Signs and symptoms include:
- Eating and breathing difficulties
- Hypertelorism
- Wide nasal bridge
- Large lower jaw
- Proptosis
- Dolichocephaly
- Delayed or absent teeth
- Small nasal passage

Long-term severe effects from untreated head and face pressure include cranial nerve paralysis, hearing loss/deafness, and blindness.

== Genetics ==
The autosomal dominant form is caused by a mutation in ANKH on chromosome 5 (5p15.2-p14.1). The autosomal recessive form is caused by a mutation in a mutation in GJA1 on chromosome 6 (6q21-q22). The recessive form tends to be more severe than the dominant form.

==Diagnosis==
Craniometaphyseal dysplasia is diagnosed based on clinical and radiographic findings that include hyperostosis.
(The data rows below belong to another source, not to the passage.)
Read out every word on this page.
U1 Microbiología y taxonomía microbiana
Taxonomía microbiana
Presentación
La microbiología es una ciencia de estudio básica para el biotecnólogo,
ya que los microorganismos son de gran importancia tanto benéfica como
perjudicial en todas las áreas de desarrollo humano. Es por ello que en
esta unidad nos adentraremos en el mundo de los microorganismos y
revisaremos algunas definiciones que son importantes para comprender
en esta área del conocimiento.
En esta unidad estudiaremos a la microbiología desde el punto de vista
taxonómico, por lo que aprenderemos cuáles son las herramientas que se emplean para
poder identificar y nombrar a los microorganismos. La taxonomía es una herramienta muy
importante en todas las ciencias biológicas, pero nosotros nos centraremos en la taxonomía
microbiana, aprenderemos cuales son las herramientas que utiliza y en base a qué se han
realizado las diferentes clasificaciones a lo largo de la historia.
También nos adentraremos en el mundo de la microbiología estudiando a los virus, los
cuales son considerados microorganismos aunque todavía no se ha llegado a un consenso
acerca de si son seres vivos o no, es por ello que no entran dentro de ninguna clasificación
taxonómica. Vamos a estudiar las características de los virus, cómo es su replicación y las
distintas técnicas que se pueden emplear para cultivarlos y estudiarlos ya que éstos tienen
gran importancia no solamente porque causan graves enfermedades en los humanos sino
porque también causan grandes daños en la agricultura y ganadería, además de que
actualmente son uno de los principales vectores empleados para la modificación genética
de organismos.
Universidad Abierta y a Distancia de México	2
Some things such as cranial base sclerosis and nasal sinuses obstruction can be seen during the beginning of the child's life. In radiographic findings the most common thing that will be found is the narrowing of foramen magnum and the widening of long bones. Once spotted treatment is soon suggested to prevent further compression of the foramen magnum and disabling conditions.

==Treatment==
The only treatment for this disorder is surgery to reduce the compression of cranial nerves and spinal cord. However, bone regrowth is common since the surgical procedure can be technically difficult. Genetic counseling is offered to the families of the people with this disorder.